At present, there are no data delineating leukocyte dynamics in patients with WNV infection. Our data suggest that factors limiting monocytosis could be associated with poor outcome, and that novel therapeutics able to induce monocytosis, such as GM-CSF and AMD3100 (a CXCR4 antagonist), could be useful in such patients. AMD3100 is currently approved for stem cell mobilization, and can also mobilize monocytes in both humans (
32) and in mice (
33). In this regard, a study by Klein and colleagues showed that AMD3100 can significantly improve survival from WNV infection in mice, although the mechanism of leukocytosis has not been defined (
12).
Monocytosis could also potentially be induced in humans using agonists to CCR2, since the ‘inflammatory’ monocyte subset in humans (CD14
+CD16
− monocytes) that is analogous to the Ccr2
+ Ly6C
hi mouse monocyte subset that we studied also uniformly expresses CCR2 (
16). At present, CCR2 agonists are not available clinically and are in general limited to chemokine ligands which have very short half-lives. Unless modified, CCR2 ligands may not be ideal for such an application. Conversely, CCR2 antagonists, which are currently being developed by the pharmaceutical industry with anticipated long-term administration for chronic inflammatory diseases, could potentially predispose to poor outcomes in WNV-infected patients.
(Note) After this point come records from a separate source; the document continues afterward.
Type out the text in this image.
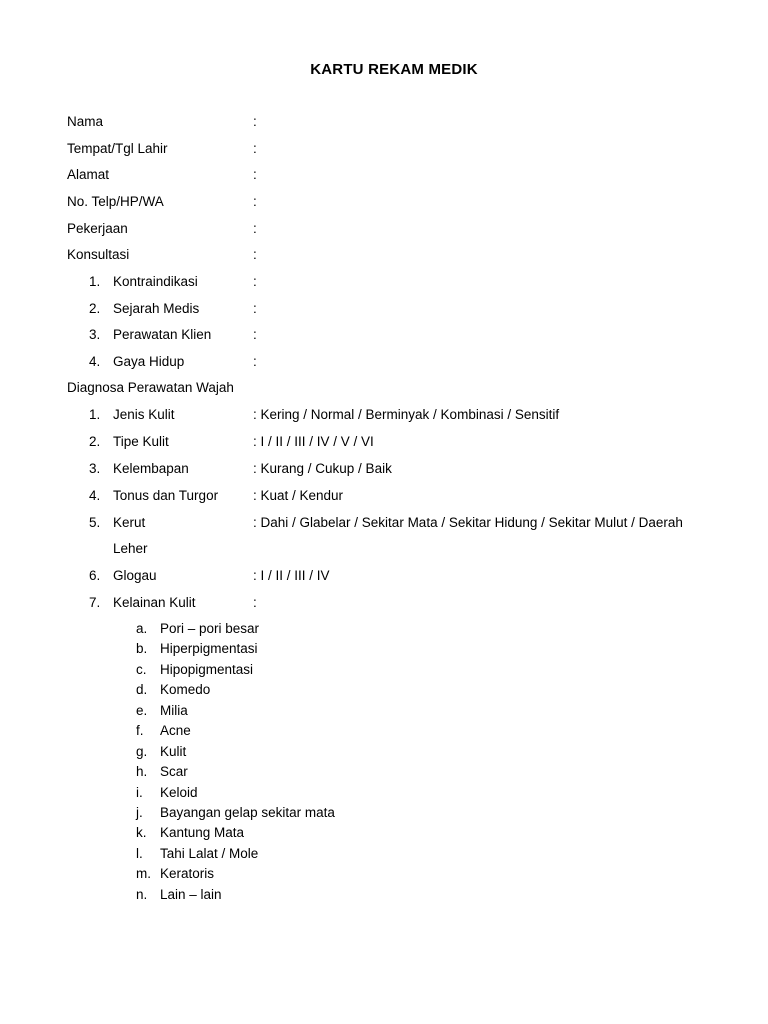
KARTU REKAM MEDIK
Nama	:
Tempat/Tgl Lahir	:
Alamat	:
No. Telp/HP/WA	:
Pekerjaan	:
Konsultasi	:
1. Kontraindikasi	:
2. Sejarah Medis	:
3. Perawatan Klien	:
4. Gaya Hidup	:
Diagnosa Perawatan Wajah
1. Jenis Kulit	: Kering / Normal / Berminyak / Kombinasi / Sensitif
2. Tipe Kulit	: I / II / III / IV / V / VI
3. Kelembapan	: Kurang / Cukup / Baik
4. Tonus dan Turgor	: Kuat / Kendur
5. Kerut	: Dahi / Glabelar / Sekitar Mata / Sekitar Hidung / Sekitar Mulut / Daerah
Leher
6. Glogau	: I / II / III / IV
7. Kelainan Kulit	:
a. Pori – pori besar
b. Hiperpigmentasi
c. Hipopigmentasi
d. Komedo
e. Milia
f. Acne
g. Kulit
h. Scar
i. Keloid
j. Bayangan gelap sekitar mata
k. Kantung Mata
l. Tahi Lalat / Mole
m. Keratoris
n. Lain – lain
In previous work, we have identified two genetic determinants of WNV susceptibility in humans, homozygous
CCR5Δ32 (
7,
8) and
OAS1 rs10774671 (
34). These mutations were tested as candidates based on work we performed with the corresponding mouse genes in mouse models of WNV (
35,
36). A similar genetic approach may also be available for translating our findings on Ccr2 to human WNV disease, since several common polymorphisms have been described for CCR2, CCL2 and CCL7 (
37,
38). Understanding the mechanisms of Ccr2 action in monocyte migration during WNV infection in mice is an important first step towards these goals.
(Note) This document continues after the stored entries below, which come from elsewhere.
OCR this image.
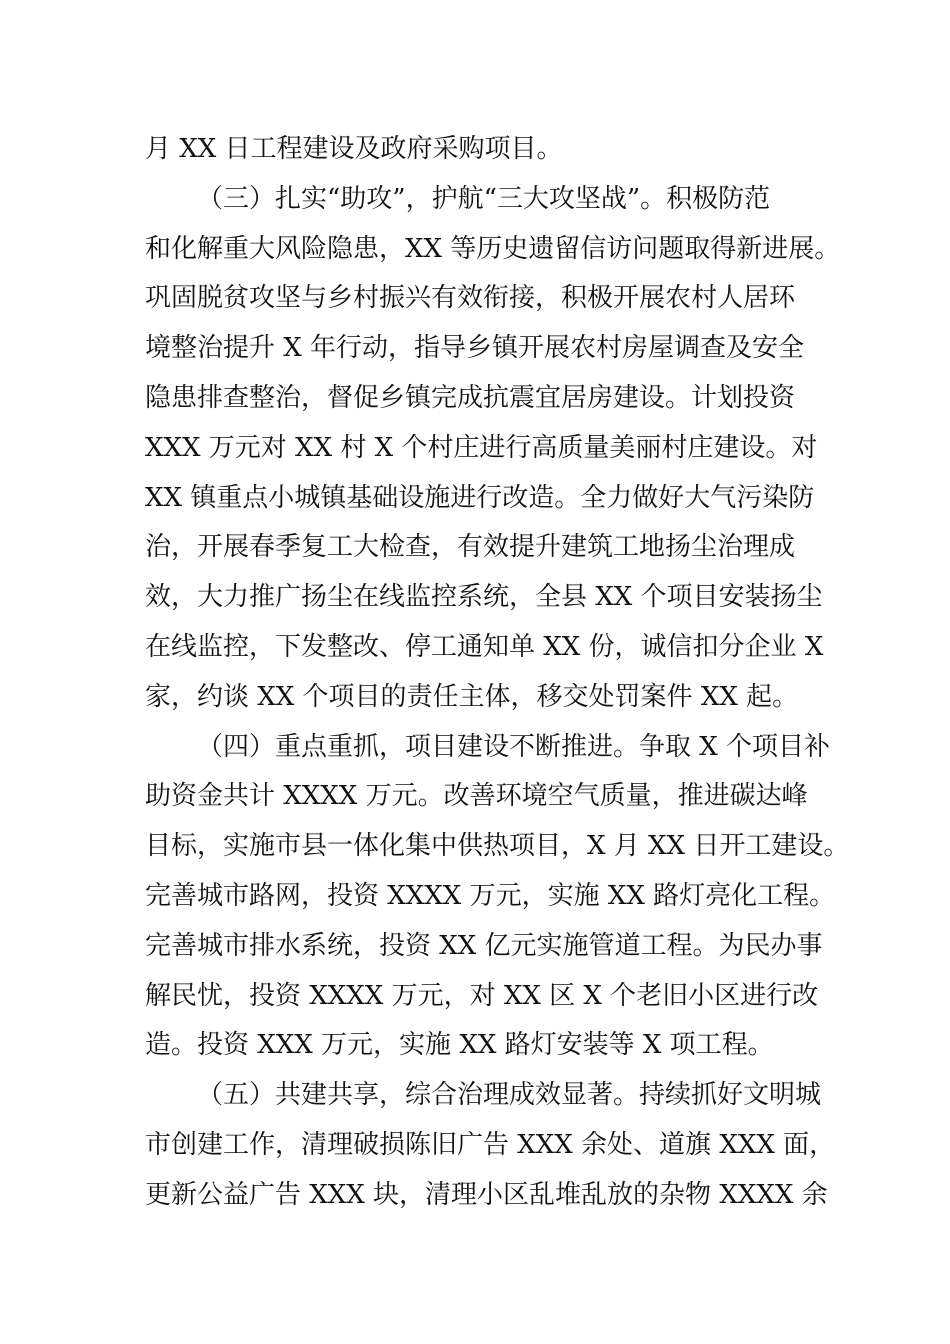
月 XX 日工程建设及政府采购项目。
（三）扎实“助攻”，护航“三大攻坚战”。积极防范
和化解重大风险隐患，XX 等历史遗留信访问题取得新进展。
巩固脱贫攻坚与乡村振兴有效衔接，积极开展农村人居环
境整治提升 X 年行动，指导乡镇开展农村房屋调查及安全
隐患排查整治，督促乡镇完成抗震宜居房建设。计划投资
XXX 万元对 XX 村 X 个村庄进行高质量美丽村庄建设。对
XX 镇重点小城镇基础设施进行改造。全力做好大气污染防
治，开展春季复工大检查，有效提升建筑工地扬尘治理成
效，大力推广扬尘在线监控系统，全县 XX 个项目安装扬尘
在线监控，下发整改、停工通知单 XX 份，诚信扣分企业 X
家，约谈 XX 个项目的责任主体，移交处罚案件 XX 起。
（四）重点重抓，项目建设不断推进。争取 X 个项目补
助资金共计 XXXX 万元。改善环境空气质量，推进碳达峰
目标，实施市县一体化集中供热项目，X 月 XX 日开工建设。
完善城市路网，投资 XXXX 万元，实施 XX 路灯亮化工程。
完善城市排水系统，投资 XX 亿元实施管道工程。为民办事
解民忧，投资 XXXX 万元，对 XX 区 X 个老旧小区进行改
造。投资 XXX 万元，实施 XX 路灯安装等 X 项工程。
（五）共建共享，综合治理成效显著。持续抓好文明城
市创建工作，清理破损陈旧广告 XXX 余处、道旗 XXX 面，
更新公益广告 XXX 块，清理小区乱堆乱放的杂物 XXXX 余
In conclusion, our data identify Ccr2 as a critical protective factor in encephalitis caused by WNV in a mouse model. Our data show for the first time that chemokine receptors may function at an entirely different migratory step than previously shown for WNV infection, and that early events following infection may affect outcome of WNV encephalitis. Further studies are needed to investigate the role of Ccr2 ligands, and to further understand the functional role of monocytes in the CNS.